Há almoços que servem para enviar avisos à navegação. Foi aliás isso mesmo que aconteceu dia 20 de Fevereiro no Wings Club em Nova York… Era  aliás de prever, porque o convidado especial fez rapidamente esgotar as reservas.

A verdade é que se Jeff Bezos  (o CEO da Amazon e dono da Blue Origin) aceita um convite destes nesta altura do campeonato ou seja, no ano em que vai começar o Turismo Espacial, o normal é que  no mínimo ele comente o assunto.

E não há nada de sobrenatural nisto: a Blue Origin é das empresas melhor colocadas para lançar-se no Turismo Espacial já este ano, e a principal concorrente, a Virgin Galactic, anunciou que dentro de 6 meses vai estar a transportar turistas para o Espaço.

A importância do almoço no Wings Club de Nova York…

Blue Origin
Crédito: Jeff Bezos, CEO da Amzon e dono da Blue Origin. CNBC.com

O Wings Club of New York é um clube social e profissional formado por aviadores, e que foi fundado em 1942. Este clube organiza almoços mensais e jantares anuais onde convidados são desafiados a fazer uma palestra sobre os mais variados aspectos da aviação.

Este clube assume mais dois papeis importantes: distinguir indivíduos e organizações com condecorações de mérito por feitos alcançados no campo da aviação, além de que as receitas do Wings Club servem para atribuir bolsas a estudantes de aviação.

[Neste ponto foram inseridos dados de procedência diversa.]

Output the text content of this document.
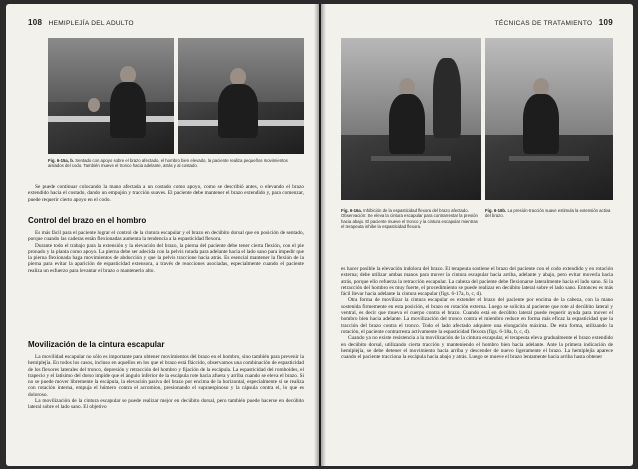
108 HEMIPLEJÍA DEL ADULTO
Fig. 6-15a, b. Sentado con apoyo sobre el brazo afectado, el hombro bien elevado, la paciente realiza pequeños movimientos aislados del codo. También mueve el tronco hacia adelante, atrás y al costado.

Se puede continuar colocando la mano afectada a un costado como apoyo, como se describió antes, o elevando el brazo extendido hacia el costado, dando un empujón y tracción suaves. El paciente debe mantener el brazo extendido y, para comenzar, puede requerir cierto apoyo en el codo.

Control del brazo en el hombro

Es más fácil para el paciente lograr el control de la cintura escapular y el brazo en decúbito dorsal que en posición de sentado, porque cuando las caderas están flexionadas aumenta la tendencia a la espasticidad flexora.

Durante todo el trabajo para la extensión y la elevación del brazo, la pierna del paciente debe tener cierta flexión, con el pie pronado y la planta como apoyo. La pierna debe ser adecida con la pelvis rotada para adelante hacia el lado sano para impedir que la pierna flexionada haga movimientos de abducción y que la pelvis traccione hacia atrás. Es esencial mantener la flexión de la pierna para evitar la aparición de espasticidad extensora, a través de reacciones asociadas, especialmente cuando el paciente realiza un esfuerzo para levantar el brazo o mantenerlo alto.

Movilización de la cintura escapular

La movilidad escapular no sólo es importante para obtener movimientos del brazo en el hombro, sino también para prevenir la hemiplejía. En todos los casos, incluso en aquellos en los que el brazo está fláccido, observamos una combinación de espasticidad de los flexores laterales del tronco, depresión y retracción del hombro y fijación de la escápula. La espasticidad del romboides, el trapecio y el latísimo del dorso impide que el ángulo inferior de la escápula rote hacia afuera y arriba cuando se eleva el brazo. Si no se puede mover libremente la escápula, la elevación pasiva del brazo por encima de la horizontal, especialmente si se realiza con rotación interna, empuja el húmero contra el acromion, presionando el supraespinoso y la cápsula contra el, lo que es doloroso.

La movilización de la cintura escapular se puede realizar mejor en decúbito dorsal, pero también puede hacerse en decúbito lateral sobre el lado sano. El objetivo

TÉCNICAS DE TRATAMIENTO 109
Fig. 6-16a. Inhibición de la espasticidad flexora del brazo afectado. Observación: Se eleva la cintura escapular para contrarrestar la presión hacia abajo. El paciente mueve el tronco y la cintura escapular mientras el terapeuta inhibe la espasticidad flexora.
Fig. 6-16b. La presión-tracción suave estimula la extensión activa del brazo.

es hacer posible la elevación indolora del brazo. El terapeuta sostiene el brazo del paciente con el codo extendido y en rotación externa; debe utilizar ambas manos para mover la cintura escapular hacia arriba, adelante y abajo, pero evitar moverla hacia atrás, porque ello refuerza la retracción escapular. La cabeza del paciente debe flexionarse lateralmente hacia el lado sano. Si la retracción del hombro es muy fuerte, el procedimiento se puede realizar en decúbito lateral sobre el lado sano. Entonces es más fácil llevar hacia adelante la cintura escapular (figs. 6-17a, b, c, d).

Otra forma de movilizar la cintura escapular es extender el brazo del paciente por encima de la cabeza, con la mano sostenida firmemente en esta posición, el brazo en rotación externa. Luego se solicita al paciente que rote al decúbito lateral y ventral, es decir que mueva el cuerpo contra el brazo. Cuando está en decúbito lateral puede requerir ayuda para mover el hombro bien hacia adelante. La movilización del tronco contra el miembro reduce en forma más eficaz la espasticidad que la tracción del brazo contra el tronco. Todo el lado afectado adquiere una elongación máxima. De esta forma, utilizando la rotación, el paciente contrarresta activamente la espasticidad flexora (figs. 6-18a, b, c, d).

Cuando ya no existe resistencia a la movilización de la cintura escapular, el terapeuta eleva gradualmente el brazo extendido en decúbito dorsal, utilizando cierta tracción y manteniendo el hombro bien hacia adelante. Ante la primera indicación de hemiplejía, se debe detener el movimiento hacia arriba y descender de nuevo ligeramente el brazo. La hemiplejía aparece cuando el paciente tracciona la escápula hacia abajo y atrás. Luego se mueve el brazo lentamente hacia arriba hasta obtener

Durante a Segunda Guerra Mundial este clube serviu de espaço de lazer para os pilotos de combate, tendo alguns deles temporariamente vivido dentro das instalações. É a “Casa” dos aviadores norte-americanos, um “Aces Club”.

E o que faz um ACES Club?

Em primeiro lugar, é um Aces Club porque foi essa a tónica desde a sua fundação. Por exemplo o primeiro Board of Directors incluía Juan Terry Trippe, o icónico fundador da Pan American World Airways, mas também Edward Vernon Rickenbacker, o Ás de Combate da Primeira Guerra Mundial, que foi bem-sucedido em pelo menos 26 combates aéreos e por isso distinguido com a medalha de Honra, por ser considerado melhor aviador de combate de toda a “Grande Guerra I”.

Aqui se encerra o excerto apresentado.